Wednesday, February 04, 2015

Maintaining the technological edge



By Ed Gulick, Secretary of the Air Force Public Affairs / Published February 04, 2015

WASHINGTON (AFNS) -- Air Force Vice Chief of Staff Gen. Larry O. Spencer urged members of the Air Force Scientific Advisory Board (SAB) to help the service maintain their technological edge at their winter board meeting Jan. 27.

“We need your help,” Spencer said. “We need the expertise you provide because it is really critical. Our budgets are shrinking, our capacity is shrinking and there’s no way to accomplish (our mission) with the budgets we have without technology and innovation.”

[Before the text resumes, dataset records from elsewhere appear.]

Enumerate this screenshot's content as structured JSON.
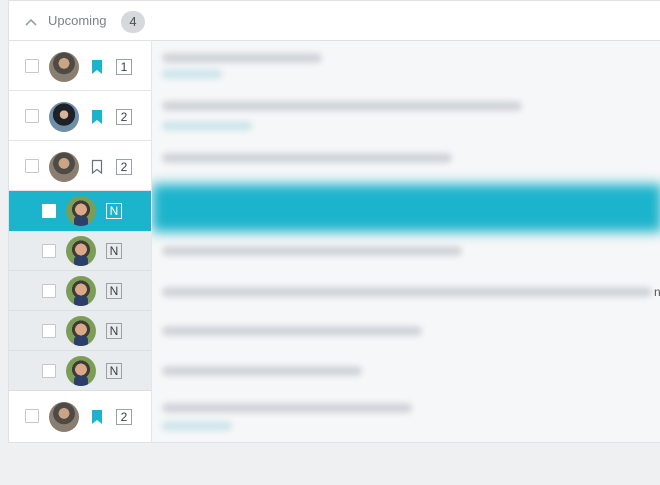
{
  "section": {
    "label": "Upcoming",
    "count": "4"
  },
  "colors": {
    "accent": "#1cb3cc",
    "subtask_bg": "#e9ecef"
  },
  "rows": [
    {
      "kind": "task",
      "avatar": "man-cap",
      "bookmark": "filled",
      "number": "1"
    },
    {
      "kind": "task",
      "avatar": "man-dark",
      "bookmark": "filled",
      "number": "2"
    },
    {
      "kind": "task",
      "avatar": "man-cap",
      "bookmark": "outline",
      "number": "2"
    },
    {
      "kind": "subtask",
      "avatar": "man-smile",
      "tag": "N",
      "selected": true
    },
    {
      "kind": "subtask",
      "avatar": "man-smile",
      "tag": "N"
    },
    {
      "kind": "subtask",
      "avatar": "man-smile",
      "tag": "N"
    },
    {
      "kind": "subtask",
      "avatar": "man-smile",
      "tag": "N"
    },
    {
      "kind": "subtask",
      "avatar": "man-smile",
      "tag": "N"
    },
    {
      "kind": "task",
      "avatar": "man-cap",
      "bookmark": "filled",
      "number": "2"
    }
  ],
  "content": {
    "edge_text": "nd"
  }
}
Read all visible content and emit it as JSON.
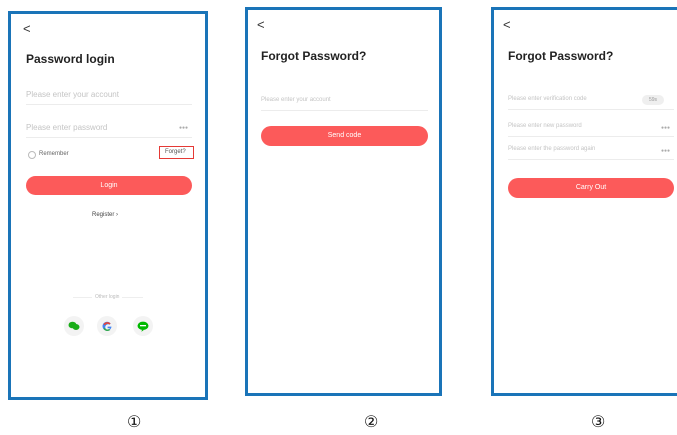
{
  "screens": [
    {
      "caption": "①",
      "back": "<",
      "title": "Password login",
      "account_placeholder": "Please enter your account",
      "password_placeholder": "Please enter password",
      "remember": "Remember",
      "forgot": "Forget?",
      "login": "Login",
      "register": "Register",
      "other_login": "Other login"
    },
    {
      "caption": "②",
      "back": "<",
      "title": "Forgot Password?",
      "account_placeholder": "Please enter your account",
      "send_code": "Send code"
    },
    {
      "caption": "③",
      "back": "<",
      "title": "Forgot Password?",
      "verification_placeholder": "Please enter verification code",
      "code_pill": "59s",
      "new_password_placeholder": "Please enter new password",
      "confirm_password_placeholder": "Please enter the password again",
      "carry_out": "Carry Out"
    }
  ],
  "colors": {
    "accent": "#fc5a5a",
    "frame": "#1a74b8",
    "wechat": "#1aad19",
    "line": "#00b900"
  },
  "icons": [
    "wechat-icon",
    "google-icon",
    "line-icon",
    "eye-icon"
  ]
}
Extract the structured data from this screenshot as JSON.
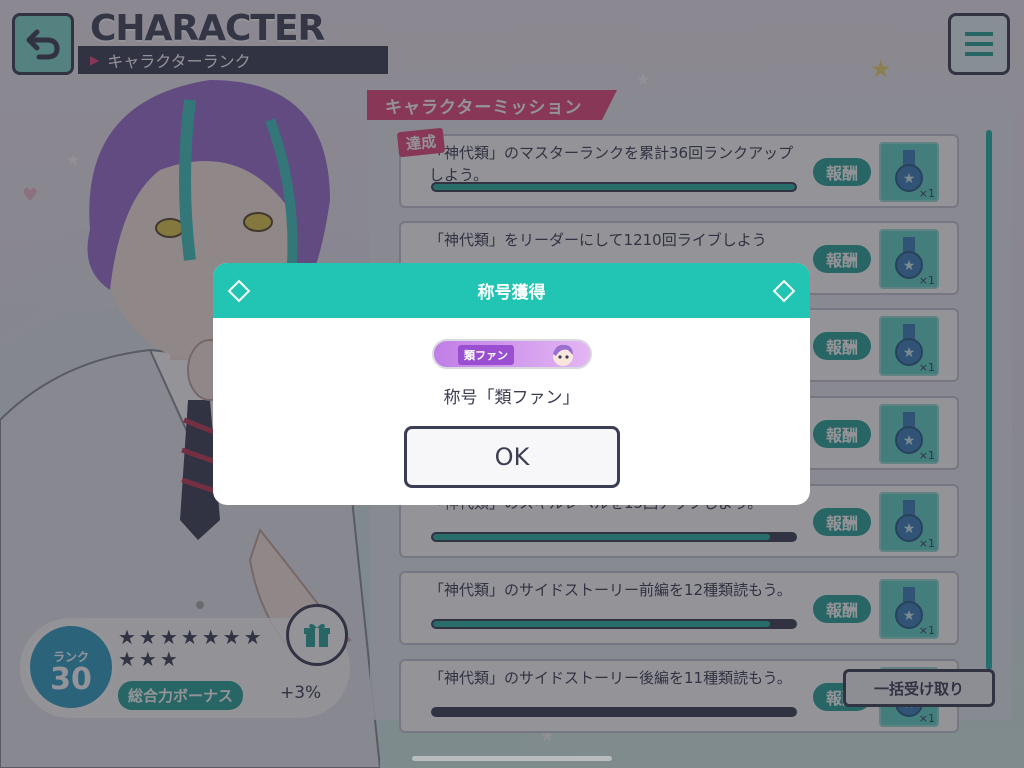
{
  "header": {
    "title": "CHARACTER",
    "subtitle": "キャラクターランク",
    "back_icon": "back-arrow-icon",
    "menu_icon": "hamburger-menu-icon"
  },
  "missions": {
    "panel_title": "キャラクターミッション",
    "done_badge": "達成",
    "reward_label": "報酬",
    "reward_qty": "×1",
    "items": [
      {
        "text": "「神代類」のマスターランクを累計36回ランクアップしよう。",
        "progress": 1.0
      },
      {
        "text": "「神代類」をリーダーにして1210回ライブしよう",
        "progress": 0.0
      },
      {
        "text": "",
        "progress": 0.0
      },
      {
        "text": "",
        "progress": 0.0
      },
      {
        "text": "「神代類」のスキルレベルを15回アップしよう。",
        "progress": 0.93
      },
      {
        "text": "「神代類」のサイドストーリー前編を12種類読もう。",
        "progress": 0.93
      },
      {
        "text": "「神代類」のサイドストーリー後編を11種類読もう。",
        "progress": 0.0
      }
    ],
    "claim_all_label": "一括受け取り"
  },
  "dialog": {
    "title": "称号獲得",
    "plate_label": "類ファン",
    "message": "称号「類ファン」",
    "ok_label": "OK"
  },
  "rank": {
    "label": "ランク",
    "value": "30",
    "stars": "★★★★★★★★★★",
    "bonus_label": "総合力ボーナス",
    "bonus_value": "+3%"
  },
  "colors": {
    "accent_teal": "#22c4b3",
    "accent_pink": "#e8487b",
    "dark": "#3b3d52"
  }
}
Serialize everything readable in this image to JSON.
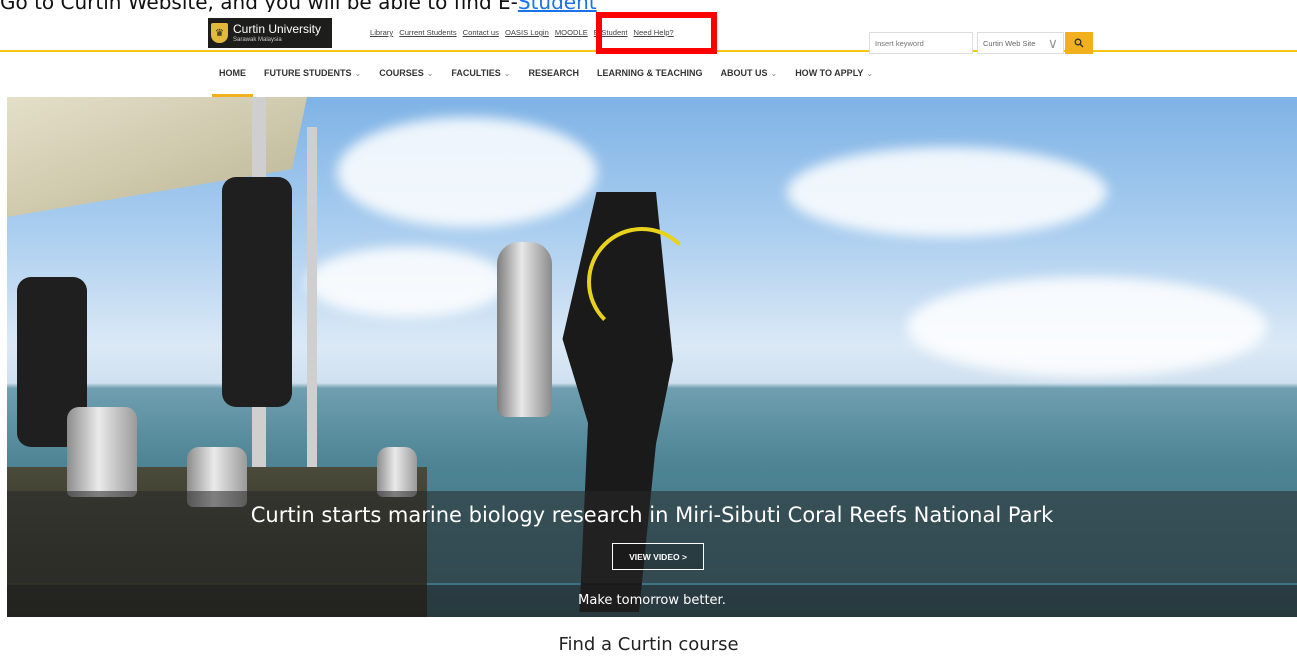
{
  "caption": {
    "text": "Go to Curtin Website,  and you will be able to find E-",
    "link_text": "Student"
  },
  "brand": {
    "title": "Curtin University",
    "subtitle": "Sarawak Malaysia",
    "accent_color": "#f2b01e"
  },
  "utility_links": [
    "Library",
    "Current Students",
    "Contact us",
    "OASIS Login",
    "MOODLE",
    "E-Student",
    "Need Help?"
  ],
  "search": {
    "placeholder": "Insert keyword",
    "scope_selected": "Curtin Web Site",
    "button_icon": "search-icon"
  },
  "nav": [
    {
      "label": "HOME",
      "active": true,
      "dropdown": false
    },
    {
      "label": "FUTURE STUDENTS",
      "dropdown": true
    },
    {
      "label": "COURSES",
      "dropdown": true
    },
    {
      "label": "FACULTIES",
      "dropdown": true
    },
    {
      "label": "RESEARCH",
      "dropdown": false
    },
    {
      "label": "LEARNING & TEACHING",
      "dropdown": false
    },
    {
      "label": "ABOUT US",
      "dropdown": true
    },
    {
      "label": "HOW TO APPLY",
      "dropdown": true
    }
  ],
  "hero": {
    "headline": "Curtin starts marine biology research in Miri-Sibuti Coral Reefs National Park",
    "button_label": "VIEW VIDEO >",
    "tagline": "Make tomorrow better."
  },
  "section": {
    "find_course_title": "Find a Curtin course"
  },
  "annotation": {
    "highlight_color": "#ff0000",
    "highlight_target": "E-Student"
  }
}
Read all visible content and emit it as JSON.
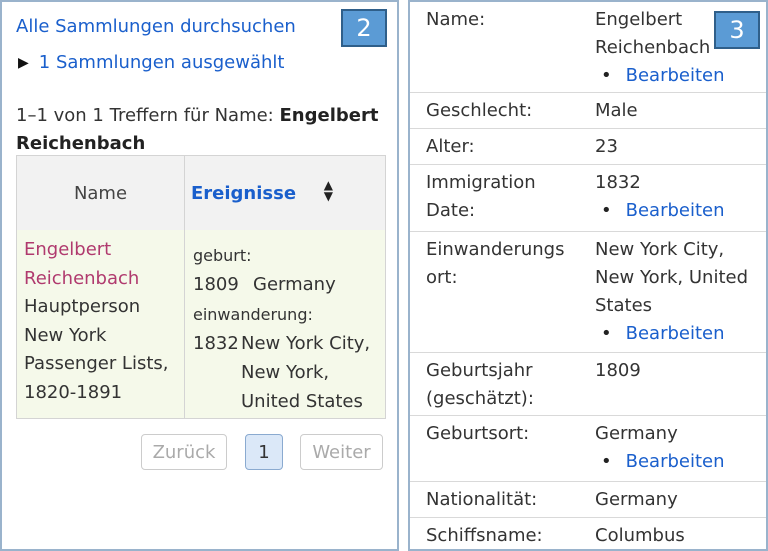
{
  "left": {
    "badge": "2",
    "search_all_link": "Alle Sammlungen durchsuchen",
    "selected_collections": "1 Sammlungen ausgewählt",
    "result_prefix": "1–1 von 1 Treffern für Name: ",
    "result_name": "Engelbert Reichenbach",
    "table": {
      "col_name": "Name",
      "col_events": "Ereignisse",
      "row": {
        "person_line1": "Engelbert",
        "person_line2": "Reichenbach",
        "role": "Hauptperson",
        "collection_line1": "New York",
        "collection_line2": "Passenger Lists,",
        "collection_line3": "1820-1891",
        "birth_label": "geburt:",
        "birth_year": "1809",
        "birth_place": "Germany",
        "immigration_label": "einwanderung:",
        "immigration_year": "1832",
        "immigration_place_line1": "New York City,",
        "immigration_place_line2": "New York,",
        "immigration_place_line3": "United States"
      }
    },
    "pager": {
      "prev": "Zurück",
      "page": "1",
      "next": "Weiter"
    }
  },
  "right": {
    "badge": "3",
    "edit_label": "Bearbeiten",
    "rows": [
      {
        "label": "Name:",
        "value_line1": "Engelbert",
        "value_line2": "Reichenbach"
      },
      {
        "label": "Geschlecht:",
        "value": "Male"
      },
      {
        "label": "Alter:",
        "value": "23"
      },
      {
        "label_line1": "Immigration",
        "label_line2": "Date:",
        "value": "1832"
      },
      {
        "label_line1": "Einwanderungs",
        "label_line2": "ort:",
        "value_line1": "New York City,",
        "value_line2": "New York, United",
        "value_line3": "States"
      },
      {
        "label_line1": "Geburtsjahr",
        "label_line2": "(geschätzt):",
        "value": "1809"
      },
      {
        "label": "Geburtsort:",
        "value": "Germany"
      },
      {
        "label": "Nationalität:",
        "value": "Germany"
      },
      {
        "label": "Schiffsname:",
        "value": "Columbus"
      }
    ]
  }
}
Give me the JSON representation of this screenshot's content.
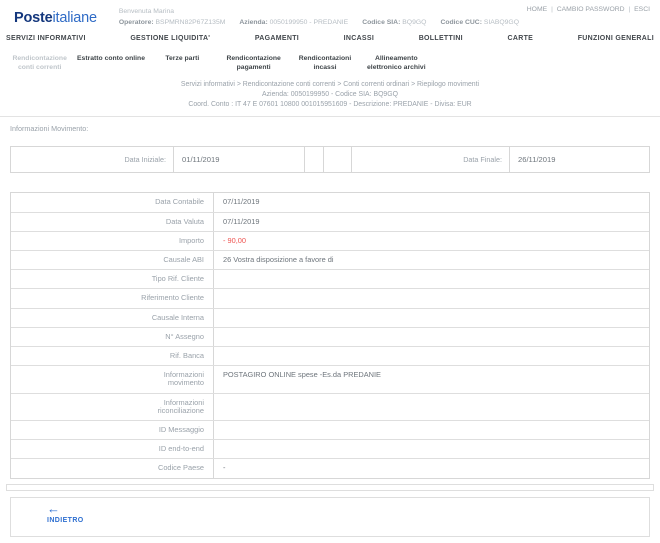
{
  "header": {
    "logo_bold": "Poste",
    "logo_light": "italiane",
    "welcome": "Benvenuta Marina",
    "operator_label": "Operatore:",
    "operator_value": "BSPMRN82P67Z135M",
    "azienda_label": "Azienda:",
    "azienda_value": "0050199950 - PREDANIE",
    "sia_label": "Codice SIA:",
    "sia_value": "BQ9GQ",
    "cuc_label": "Codice CUC:",
    "cuc_value": "SIABQ9GQ",
    "links": [
      "HOME",
      "CAMBIO PASSWORD",
      "ESCI"
    ],
    "links_divider": "|"
  },
  "nav": {
    "items": [
      "SERVIZI INFORMATIVI",
      "GESTIONE LIQUIDITA'",
      "PAGAMENTI",
      "INCASSI",
      "BOLLETTINI",
      "CARTE",
      "FUNZIONI GENERALI"
    ]
  },
  "subnav": {
    "items": [
      "Rendicontazione conti correnti",
      "Estratto conto online",
      "Terze parti",
      "Rendicontazione pagamenti",
      "Rendicontazioni incassi",
      "Allineamento elettronico archivi"
    ]
  },
  "breadcrumb": {
    "path": "Servizi informativi > Rendicontazione conti correnti > Conti correnti ordinari > Riepilogo movimenti",
    "account_line": "Azienda: 0050199950 - Codice SIA: BQ9GQ",
    "coord_line": "Coord. Conto : IT 47 E 07601 10800 001015951609 - Descrizione: PREDANIE - Divisa: EUR"
  },
  "section_title": "Informazioni Movimento:",
  "date_filter": {
    "start_label": "Data Iniziale:",
    "start_value": "01/11/2019",
    "end_label": "Data Finale:",
    "end_value": "26/11/2019"
  },
  "detail_rows": [
    {
      "label": "Data Contabile",
      "value": "07/11/2019"
    },
    {
      "label": "Data Valuta",
      "value": "07/11/2019"
    },
    {
      "label": "Importo",
      "value": "- 90,00"
    },
    {
      "label": "Causale ABI",
      "value": "26 Vostra disposizione a favore di"
    },
    {
      "label": "Tipo Rif. Cliente",
      "value": ""
    },
    {
      "label": "Riferimento Cliente",
      "value": ""
    },
    {
      "label": "Causale Interna",
      "value": ""
    },
    {
      "label": "N° Assegno",
      "value": ""
    },
    {
      "label": "Rif. Banca",
      "value": ""
    },
    {
      "label": "Informazioni movimento",
      "value": "POSTAGIRO ONLINE spese -Es.da PREDANIE"
    },
    {
      "label": "Informazioni riconciliazione",
      "value": ""
    },
    {
      "label": "ID Messaggio",
      "value": ""
    },
    {
      "label": "ID end-to-end",
      "value": ""
    },
    {
      "label": "Codice Paese",
      "value": "-"
    }
  ],
  "footer": {
    "back_icon": "←",
    "back_label": "INDIETRO"
  },
  "colors": {
    "poste_blue_dark": "#14377d",
    "poste_blue_light": "#2f6bc6",
    "link_blue": "#2e6fd0",
    "negative_amount_red": "#ee5350",
    "label_gray": "#9aa2aa",
    "value_gray": "#6e757c",
    "nav_text": "#43484d",
    "border_gray": "#d7d7d7"
  }
}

Spencer cited current modernization efforts, including the F-35A Lightning II, KC-46A Pegasus, long range strike bomber and the intercontinental ballistic missile fleet upgrade, as current costly programs the service must pay for. He then urged the group to look at how their studies can help the service save money while keeping its technological edge.

“We need your help to focus on what we can do versus what we can’t,” Spencer said. He then highlighted some technologies, such as measuring time in femtoseconds, hypersonics and quantum entanglement, as areas of advancements that need to be studied to determine how they can be used to advance the service’s mission.

“(The Air Force) cannot survive without you,” Spencer said. “The technology has leaped so fast, it’s hard for us to keep up with it. We want our adversaries to say, ‘Where did they get that and what are we going to do about it.’”

The SAB was tasked by Secretary of the Air Force Deborah Lee James and Chief of Staff of the Air Force Gen. Mark A. Welsh III, to conduct studies on the cyber vulnerabilities of embedded systems in air and space systems, enhanced utility of unmanned air vehicles in contested and denied environments and utility of quantum systems for the Air Force.

The SAB is made up of 50 experts among the nation’s top civilian scientists and engineers on matters of science and technology relating to the Air Force mission.

The current SAB will be completed by the end of June 2015, and then be briefed to the secretary of the Air Force, chief of staff of the Air Force and other Air Force senior leadership. The findings and recommendations of the SAB will then be used to shape and guide Air Force policy.